Flash forward a decade. I had gotten married and my wife and I have two young sons. Gripped by a severe case of midwinter doldrums, my wife has decided to rent a room at a local hotel and let our boys enjoy a day of frolicking in the indoor swimming pool.
I took a break from my farm duties and spent some poolside time with my wife. The air was hot and humid, with enough atmospheric chlorine to remove every last one of my nose hairs.
The boys were having a wondrous time. They clambered out of the pool every so often and ran over to us to issue breathless reports regarding their aquatic exploits. Their skin was wrinkled and puckered. They looked like giant pink raisins.

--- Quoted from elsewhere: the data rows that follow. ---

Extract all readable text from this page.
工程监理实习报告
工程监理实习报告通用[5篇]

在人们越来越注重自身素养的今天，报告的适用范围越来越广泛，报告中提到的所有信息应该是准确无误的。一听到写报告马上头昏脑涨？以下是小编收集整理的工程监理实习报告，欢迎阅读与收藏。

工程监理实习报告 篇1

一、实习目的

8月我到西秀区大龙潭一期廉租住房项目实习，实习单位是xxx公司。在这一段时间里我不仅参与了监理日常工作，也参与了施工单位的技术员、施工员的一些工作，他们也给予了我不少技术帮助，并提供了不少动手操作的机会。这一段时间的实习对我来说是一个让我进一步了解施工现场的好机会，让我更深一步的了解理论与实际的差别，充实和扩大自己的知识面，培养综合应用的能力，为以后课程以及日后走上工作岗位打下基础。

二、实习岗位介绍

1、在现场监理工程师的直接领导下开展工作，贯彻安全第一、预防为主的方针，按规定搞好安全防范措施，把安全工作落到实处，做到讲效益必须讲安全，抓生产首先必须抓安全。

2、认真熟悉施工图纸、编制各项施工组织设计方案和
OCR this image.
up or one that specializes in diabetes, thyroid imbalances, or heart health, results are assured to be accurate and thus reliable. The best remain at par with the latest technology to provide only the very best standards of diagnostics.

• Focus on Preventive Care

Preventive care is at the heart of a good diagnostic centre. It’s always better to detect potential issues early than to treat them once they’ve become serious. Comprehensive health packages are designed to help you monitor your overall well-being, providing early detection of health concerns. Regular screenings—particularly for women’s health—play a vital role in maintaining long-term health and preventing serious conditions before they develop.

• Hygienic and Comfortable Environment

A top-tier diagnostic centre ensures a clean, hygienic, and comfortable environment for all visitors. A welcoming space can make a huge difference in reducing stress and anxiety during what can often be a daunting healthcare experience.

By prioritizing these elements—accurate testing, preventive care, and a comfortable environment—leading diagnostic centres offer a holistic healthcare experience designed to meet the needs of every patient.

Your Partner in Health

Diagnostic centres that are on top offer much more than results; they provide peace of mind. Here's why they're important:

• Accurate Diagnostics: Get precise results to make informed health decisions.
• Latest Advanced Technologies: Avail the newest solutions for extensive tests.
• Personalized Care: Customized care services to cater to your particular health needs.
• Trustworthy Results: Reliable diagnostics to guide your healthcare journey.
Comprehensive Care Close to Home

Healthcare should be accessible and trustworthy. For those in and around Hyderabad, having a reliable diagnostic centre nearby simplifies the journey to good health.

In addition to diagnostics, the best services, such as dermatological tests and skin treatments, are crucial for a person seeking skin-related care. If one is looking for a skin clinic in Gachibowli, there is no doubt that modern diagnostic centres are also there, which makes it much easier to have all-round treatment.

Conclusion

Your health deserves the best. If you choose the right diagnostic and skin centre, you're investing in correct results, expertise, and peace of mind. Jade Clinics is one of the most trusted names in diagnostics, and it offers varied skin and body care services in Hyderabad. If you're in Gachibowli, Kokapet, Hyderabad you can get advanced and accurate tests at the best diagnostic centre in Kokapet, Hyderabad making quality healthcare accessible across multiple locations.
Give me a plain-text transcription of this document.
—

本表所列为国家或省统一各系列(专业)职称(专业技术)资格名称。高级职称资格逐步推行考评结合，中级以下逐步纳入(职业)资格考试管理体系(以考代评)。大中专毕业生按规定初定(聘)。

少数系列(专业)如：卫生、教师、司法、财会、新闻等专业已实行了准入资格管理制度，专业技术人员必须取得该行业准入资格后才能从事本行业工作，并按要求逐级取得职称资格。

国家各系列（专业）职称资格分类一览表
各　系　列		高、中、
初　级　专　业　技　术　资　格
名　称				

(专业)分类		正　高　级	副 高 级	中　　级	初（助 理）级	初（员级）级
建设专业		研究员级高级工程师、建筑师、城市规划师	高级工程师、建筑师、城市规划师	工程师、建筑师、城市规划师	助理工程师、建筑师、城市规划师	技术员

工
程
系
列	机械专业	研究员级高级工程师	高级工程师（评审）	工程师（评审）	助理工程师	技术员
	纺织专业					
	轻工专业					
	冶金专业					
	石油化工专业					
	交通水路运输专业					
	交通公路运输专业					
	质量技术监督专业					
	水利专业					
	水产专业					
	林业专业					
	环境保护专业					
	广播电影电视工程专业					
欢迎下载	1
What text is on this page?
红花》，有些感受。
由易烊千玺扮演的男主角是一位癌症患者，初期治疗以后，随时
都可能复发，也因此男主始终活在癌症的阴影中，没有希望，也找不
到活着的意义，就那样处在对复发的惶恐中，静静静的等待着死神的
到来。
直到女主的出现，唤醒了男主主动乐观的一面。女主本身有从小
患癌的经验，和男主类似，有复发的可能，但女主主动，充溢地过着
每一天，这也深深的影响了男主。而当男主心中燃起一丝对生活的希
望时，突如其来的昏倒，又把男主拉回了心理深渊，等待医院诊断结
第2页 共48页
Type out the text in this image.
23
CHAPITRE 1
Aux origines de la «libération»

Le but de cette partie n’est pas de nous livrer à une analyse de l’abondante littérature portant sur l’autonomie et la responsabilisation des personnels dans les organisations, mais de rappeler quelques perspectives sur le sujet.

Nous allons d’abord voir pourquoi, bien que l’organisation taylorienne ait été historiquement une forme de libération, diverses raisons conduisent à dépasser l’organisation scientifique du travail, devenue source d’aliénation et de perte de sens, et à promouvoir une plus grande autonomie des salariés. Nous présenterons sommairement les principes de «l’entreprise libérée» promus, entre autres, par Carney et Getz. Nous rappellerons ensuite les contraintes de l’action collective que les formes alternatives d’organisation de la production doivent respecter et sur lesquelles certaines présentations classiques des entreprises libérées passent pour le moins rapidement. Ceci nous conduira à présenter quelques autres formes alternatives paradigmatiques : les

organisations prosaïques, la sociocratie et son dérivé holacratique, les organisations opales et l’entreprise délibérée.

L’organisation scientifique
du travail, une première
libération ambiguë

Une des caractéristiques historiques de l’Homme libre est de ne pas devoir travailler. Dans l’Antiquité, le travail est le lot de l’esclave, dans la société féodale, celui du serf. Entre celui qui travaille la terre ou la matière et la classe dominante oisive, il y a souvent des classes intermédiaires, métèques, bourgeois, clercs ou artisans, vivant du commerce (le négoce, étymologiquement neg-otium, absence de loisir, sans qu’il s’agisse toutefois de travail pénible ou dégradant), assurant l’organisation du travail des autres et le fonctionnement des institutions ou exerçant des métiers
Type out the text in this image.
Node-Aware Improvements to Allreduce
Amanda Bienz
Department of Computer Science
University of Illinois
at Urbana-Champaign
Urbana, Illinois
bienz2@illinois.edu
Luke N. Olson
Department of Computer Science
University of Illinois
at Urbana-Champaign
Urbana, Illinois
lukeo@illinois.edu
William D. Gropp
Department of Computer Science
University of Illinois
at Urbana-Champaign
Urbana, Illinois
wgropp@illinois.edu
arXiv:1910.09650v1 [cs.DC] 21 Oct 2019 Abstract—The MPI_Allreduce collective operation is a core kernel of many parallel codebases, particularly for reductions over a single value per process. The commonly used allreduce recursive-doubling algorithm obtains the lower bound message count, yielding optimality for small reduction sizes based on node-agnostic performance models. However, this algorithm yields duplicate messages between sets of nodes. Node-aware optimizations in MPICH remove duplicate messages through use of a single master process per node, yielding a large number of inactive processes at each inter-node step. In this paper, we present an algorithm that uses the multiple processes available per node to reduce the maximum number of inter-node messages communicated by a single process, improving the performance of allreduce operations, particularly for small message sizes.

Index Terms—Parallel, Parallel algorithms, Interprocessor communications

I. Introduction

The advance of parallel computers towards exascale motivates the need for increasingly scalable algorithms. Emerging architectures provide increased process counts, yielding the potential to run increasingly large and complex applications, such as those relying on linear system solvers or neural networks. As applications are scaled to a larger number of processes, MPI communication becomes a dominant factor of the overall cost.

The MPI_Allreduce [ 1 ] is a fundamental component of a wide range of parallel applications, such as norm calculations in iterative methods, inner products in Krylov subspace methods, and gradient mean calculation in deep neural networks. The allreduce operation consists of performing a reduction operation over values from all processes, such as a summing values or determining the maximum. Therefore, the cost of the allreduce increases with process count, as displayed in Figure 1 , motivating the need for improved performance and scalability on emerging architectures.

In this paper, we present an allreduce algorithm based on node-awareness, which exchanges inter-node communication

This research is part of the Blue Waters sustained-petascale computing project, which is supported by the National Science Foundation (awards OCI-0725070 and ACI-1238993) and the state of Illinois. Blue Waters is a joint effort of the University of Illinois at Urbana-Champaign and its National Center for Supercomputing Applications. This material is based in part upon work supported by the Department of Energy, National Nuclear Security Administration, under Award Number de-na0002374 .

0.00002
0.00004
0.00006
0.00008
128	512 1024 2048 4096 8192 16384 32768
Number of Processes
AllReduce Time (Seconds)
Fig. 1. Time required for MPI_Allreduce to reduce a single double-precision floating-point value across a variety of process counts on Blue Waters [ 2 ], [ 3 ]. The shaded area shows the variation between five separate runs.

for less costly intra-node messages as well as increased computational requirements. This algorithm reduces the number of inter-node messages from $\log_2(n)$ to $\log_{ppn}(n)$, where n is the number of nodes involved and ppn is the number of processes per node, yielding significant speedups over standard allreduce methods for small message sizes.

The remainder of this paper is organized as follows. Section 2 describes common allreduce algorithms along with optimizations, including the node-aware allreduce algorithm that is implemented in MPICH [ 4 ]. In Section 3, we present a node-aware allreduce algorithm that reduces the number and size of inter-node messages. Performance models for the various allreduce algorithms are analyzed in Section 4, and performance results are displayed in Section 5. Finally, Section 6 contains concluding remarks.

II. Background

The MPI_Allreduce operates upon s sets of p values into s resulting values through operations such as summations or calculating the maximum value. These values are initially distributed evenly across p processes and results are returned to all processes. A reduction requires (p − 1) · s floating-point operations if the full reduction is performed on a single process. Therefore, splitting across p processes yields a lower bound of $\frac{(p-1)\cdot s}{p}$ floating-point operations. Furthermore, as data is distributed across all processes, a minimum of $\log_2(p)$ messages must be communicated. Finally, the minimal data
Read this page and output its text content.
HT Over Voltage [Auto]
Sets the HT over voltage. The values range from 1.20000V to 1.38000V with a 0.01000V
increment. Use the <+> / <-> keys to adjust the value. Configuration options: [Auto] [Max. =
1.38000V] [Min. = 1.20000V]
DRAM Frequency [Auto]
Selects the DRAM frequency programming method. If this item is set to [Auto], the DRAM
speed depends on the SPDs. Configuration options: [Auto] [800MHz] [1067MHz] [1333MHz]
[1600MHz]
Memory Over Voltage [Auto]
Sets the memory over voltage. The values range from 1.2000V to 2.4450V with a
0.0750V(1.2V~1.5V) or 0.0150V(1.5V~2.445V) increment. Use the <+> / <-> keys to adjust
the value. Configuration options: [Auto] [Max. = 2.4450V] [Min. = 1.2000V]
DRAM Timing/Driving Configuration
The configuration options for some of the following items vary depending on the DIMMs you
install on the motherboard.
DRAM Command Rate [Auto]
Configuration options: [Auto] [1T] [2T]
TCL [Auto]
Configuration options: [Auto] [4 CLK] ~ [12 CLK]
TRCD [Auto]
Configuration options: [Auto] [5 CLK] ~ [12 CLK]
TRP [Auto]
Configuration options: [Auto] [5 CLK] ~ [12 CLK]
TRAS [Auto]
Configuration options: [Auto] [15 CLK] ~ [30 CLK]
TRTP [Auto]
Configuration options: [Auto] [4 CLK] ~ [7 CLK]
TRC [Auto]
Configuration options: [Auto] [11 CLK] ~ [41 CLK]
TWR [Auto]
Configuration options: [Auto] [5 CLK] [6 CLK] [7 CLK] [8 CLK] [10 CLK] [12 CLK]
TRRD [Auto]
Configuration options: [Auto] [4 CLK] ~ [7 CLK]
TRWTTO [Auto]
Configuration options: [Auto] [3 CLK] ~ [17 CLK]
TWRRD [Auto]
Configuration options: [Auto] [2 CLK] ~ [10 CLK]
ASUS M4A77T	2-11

Outdoors, mere steps away, the windchill had plummeted to levels often associated with dry ice. Indoors, it felt like a tropical jungle that was bursting with chlorine flowers.
The kids begged me to join them in the pool. But I thought about the vast temperature difference between outdoors and indoors and the fact that I yet had to do the evening milking.
“You can’t be serious!” I replied. “Besides, I think there’s a rip in the seat of my swimming trunks.”